Politika

Sapiens'in yazarı Prof. Yuval Noah Harari yazdı: Terör tiyatrosu

“Bir devlette siyasal şiddet ne kadar azsa, terör olaylarının halkın üzerindeki etkisi de o kadar büyük olur. Belçika’da öldürülen 30 kişi, Irak’taki yüzlerce ölümden daha çok ses getirir”

28 Mart 2016 17:00

Prof. Yuval Noah Harari*

Terör, büyük bir zücaciye dükkanını dağıtmaya niyetli bir sineğe benzer. Sinekler zayıftır, tek başlarına bir fincanı bile hareket ettiremezler. Bu yüzden kendilerine bir boğa bulur, kulağına girer ve vızıldamaya başlarlar. Boğa korku ve öfkeyle çıldırır ve dükkanı talan eder. El Kaide sineği de bu yöntemle, Amerika boğasının Orta Doğu dükkanına saldırmasını sağlamıştır.

Adından da anlaşılacağı üzere terör, maddi zarar vermekten çok korku salarak mevcut siyasi düzeni değiştirmeyi amaçlayan askeri bir stratejidir. Neredeyse her zaman, düşmanlarına maddi zarar veremeyecek kadar güçsüz taraflarca kullanılır. Her askeri müdahalenin korkutucu olduğu aşikardır.
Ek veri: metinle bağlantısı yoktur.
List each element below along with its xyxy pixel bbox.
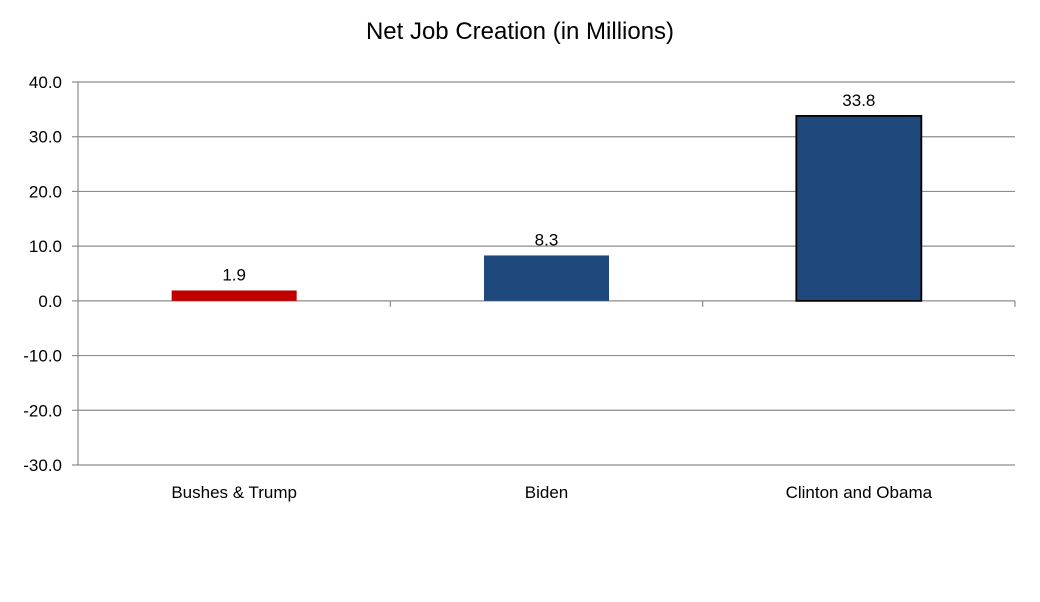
y-tick-label: 30.0 bbox=[29, 128, 62, 147]
category-label: Clinton and Obama bbox=[786, 483, 933, 502]
bar bbox=[795, 115, 923, 302]
data-label: 33.8 bbox=[842, 91, 875, 110]
y-tick-label: -10.0 bbox=[23, 347, 62, 366]
y-tick-label: -20.0 bbox=[23, 401, 62, 420]
bar bbox=[171, 290, 297, 301]
y-tick-label: 40.0 bbox=[29, 73, 62, 92]
bars bbox=[171, 115, 923, 302]
y-tick-label: 10.0 bbox=[29, 237, 62, 256]
bar bbox=[484, 255, 609, 301]
chart-title: Net Job Creation (in Millions) bbox=[366, 18, 674, 45]
category-label: Biden bbox=[525, 483, 568, 502]
y-axis-tick-labels: 40.0 30.0 20.0 10.0 0.0 -10.0 -20.0 -30.0 bbox=[23, 73, 62, 475]
category-label: Bushes & Trump bbox=[171, 483, 297, 502]
data-label: 1.9 bbox=[222, 265, 246, 284]
data-label: 8.3 bbox=[535, 230, 559, 249]
axes bbox=[72, 81, 1016, 466]
y-tick-label: 0.0 bbox=[38, 292, 62, 311]
y-tick-label: -30.0 bbox=[23, 456, 62, 475]
x-axis-category-labels: Bushes & Trump Biden Clinton and Obama bbox=[171, 483, 932, 502]
data-labels: 1.9 8.3 33.8 bbox=[222, 91, 875, 285]
y-tick-label: 20.0 bbox=[29, 182, 62, 201]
Ancak geleneksel savaşta korku, sadece maddi kayıpların yan ürünüdür ve zarar veren güçle doğru orantılıdır. Terörizmdeyse korku her şeyin temelidir; öyle ki teröristlerin gerçekte sahip olduğu güçle yaratmayı başardıkları korku arasında dağlar kadar fark vardır.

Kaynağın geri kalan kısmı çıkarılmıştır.